PTI Tech works with leading medical OEMs as well. One came to the firm for a mold for tray assemblies used to hold test tubes to be put in an autoclave. PTI scored the moldmaking bid and the molding as well.

Automation abounds on the production floor. PTI is an advocate of cobots, owing to the ease in which they can be moved from press to press. It will also design automation systems on its own. In one molding cell, for example, PTI utilized a cobot from Universal Robots that fed molded parts to a specially design machined, where they were deflashed.

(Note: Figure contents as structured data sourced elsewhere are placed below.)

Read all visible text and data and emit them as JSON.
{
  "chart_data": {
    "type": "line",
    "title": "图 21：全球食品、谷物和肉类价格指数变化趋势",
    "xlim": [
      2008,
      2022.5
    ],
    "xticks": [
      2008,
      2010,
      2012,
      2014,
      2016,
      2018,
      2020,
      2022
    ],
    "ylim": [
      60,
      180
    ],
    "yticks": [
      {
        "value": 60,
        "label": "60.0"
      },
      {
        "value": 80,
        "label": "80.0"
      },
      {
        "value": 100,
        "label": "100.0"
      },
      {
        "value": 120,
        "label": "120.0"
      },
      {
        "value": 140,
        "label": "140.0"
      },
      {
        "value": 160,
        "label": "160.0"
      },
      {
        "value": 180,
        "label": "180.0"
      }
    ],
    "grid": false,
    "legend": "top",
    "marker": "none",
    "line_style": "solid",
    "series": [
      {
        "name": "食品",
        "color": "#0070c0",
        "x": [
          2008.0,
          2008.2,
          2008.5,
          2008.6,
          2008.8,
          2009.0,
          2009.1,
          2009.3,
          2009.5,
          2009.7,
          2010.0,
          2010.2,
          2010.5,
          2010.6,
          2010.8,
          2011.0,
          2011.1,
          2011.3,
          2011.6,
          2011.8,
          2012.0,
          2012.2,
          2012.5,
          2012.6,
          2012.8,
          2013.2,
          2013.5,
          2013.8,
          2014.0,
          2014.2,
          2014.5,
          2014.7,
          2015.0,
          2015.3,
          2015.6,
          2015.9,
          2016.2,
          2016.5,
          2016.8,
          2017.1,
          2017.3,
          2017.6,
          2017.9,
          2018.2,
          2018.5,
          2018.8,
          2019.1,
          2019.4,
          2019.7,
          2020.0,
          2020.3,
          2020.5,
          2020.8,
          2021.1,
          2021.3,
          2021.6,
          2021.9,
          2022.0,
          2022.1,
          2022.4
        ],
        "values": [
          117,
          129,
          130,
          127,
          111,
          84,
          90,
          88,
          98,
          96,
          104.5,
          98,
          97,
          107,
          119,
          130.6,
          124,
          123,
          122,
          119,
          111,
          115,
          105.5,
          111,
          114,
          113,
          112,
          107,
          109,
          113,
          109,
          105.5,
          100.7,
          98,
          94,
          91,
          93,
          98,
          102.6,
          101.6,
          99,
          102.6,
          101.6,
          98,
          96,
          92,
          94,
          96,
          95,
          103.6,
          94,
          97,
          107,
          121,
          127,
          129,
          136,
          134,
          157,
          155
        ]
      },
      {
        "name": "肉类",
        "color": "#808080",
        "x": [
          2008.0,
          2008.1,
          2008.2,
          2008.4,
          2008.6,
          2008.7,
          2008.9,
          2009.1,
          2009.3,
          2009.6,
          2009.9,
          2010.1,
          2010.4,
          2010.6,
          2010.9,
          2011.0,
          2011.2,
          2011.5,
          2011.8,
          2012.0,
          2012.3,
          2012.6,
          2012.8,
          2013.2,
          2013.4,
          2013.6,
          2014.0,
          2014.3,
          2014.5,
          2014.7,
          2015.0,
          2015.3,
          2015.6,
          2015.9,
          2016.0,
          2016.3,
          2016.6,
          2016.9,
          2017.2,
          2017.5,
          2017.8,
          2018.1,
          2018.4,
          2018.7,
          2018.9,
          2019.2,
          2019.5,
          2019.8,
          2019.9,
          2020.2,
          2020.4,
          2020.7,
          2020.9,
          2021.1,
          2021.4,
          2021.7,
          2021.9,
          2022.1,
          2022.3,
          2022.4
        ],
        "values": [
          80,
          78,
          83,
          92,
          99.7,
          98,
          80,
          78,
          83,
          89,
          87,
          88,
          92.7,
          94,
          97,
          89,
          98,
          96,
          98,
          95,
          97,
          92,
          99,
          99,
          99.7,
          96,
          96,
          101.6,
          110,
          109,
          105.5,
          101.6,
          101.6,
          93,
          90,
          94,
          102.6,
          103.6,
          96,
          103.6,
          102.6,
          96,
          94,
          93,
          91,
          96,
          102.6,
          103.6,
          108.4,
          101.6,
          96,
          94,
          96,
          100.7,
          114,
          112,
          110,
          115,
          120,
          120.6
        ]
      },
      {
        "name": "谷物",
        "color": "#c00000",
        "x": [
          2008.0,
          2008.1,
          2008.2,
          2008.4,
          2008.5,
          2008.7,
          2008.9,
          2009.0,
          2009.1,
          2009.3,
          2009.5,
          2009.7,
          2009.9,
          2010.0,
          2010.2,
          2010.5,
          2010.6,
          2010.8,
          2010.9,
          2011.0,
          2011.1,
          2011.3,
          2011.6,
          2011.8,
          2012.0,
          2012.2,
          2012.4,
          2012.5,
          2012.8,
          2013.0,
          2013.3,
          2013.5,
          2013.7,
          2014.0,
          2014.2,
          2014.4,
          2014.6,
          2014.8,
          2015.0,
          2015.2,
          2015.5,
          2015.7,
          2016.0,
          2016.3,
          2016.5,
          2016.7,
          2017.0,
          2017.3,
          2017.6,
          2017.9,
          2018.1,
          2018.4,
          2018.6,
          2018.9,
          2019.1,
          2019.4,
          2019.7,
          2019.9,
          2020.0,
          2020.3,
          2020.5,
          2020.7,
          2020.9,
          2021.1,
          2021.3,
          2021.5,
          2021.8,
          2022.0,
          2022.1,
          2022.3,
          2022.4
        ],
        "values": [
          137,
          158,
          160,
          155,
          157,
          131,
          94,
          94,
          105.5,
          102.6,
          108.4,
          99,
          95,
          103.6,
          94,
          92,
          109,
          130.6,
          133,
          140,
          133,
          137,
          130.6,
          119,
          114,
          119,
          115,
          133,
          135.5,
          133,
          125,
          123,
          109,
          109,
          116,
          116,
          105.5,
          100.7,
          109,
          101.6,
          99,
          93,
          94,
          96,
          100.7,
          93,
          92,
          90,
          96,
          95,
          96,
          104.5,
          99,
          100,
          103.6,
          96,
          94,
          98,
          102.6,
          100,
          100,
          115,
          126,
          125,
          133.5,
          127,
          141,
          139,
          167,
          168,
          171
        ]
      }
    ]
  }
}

PTI Tech’s most recent addition was in additive manufacturing. A 3D-printing lab off the production floor not only can quickly prototype and iterate designs but provide short-run manufacturing without the need for tooling. It uses state-of-the-art machines made by MarkForged, Form Labs and HP utilizing polymer FDM with continuous fiber, metal FDM, SLA and SLS. The most recent addition, a MarkForged FX20, prints high-temperature engineering resins such a Ultem and PAEK (both with continuous fiber, if needed). PTI also uses AM technology to fabricate tooling components as well as end-of-arm tooling.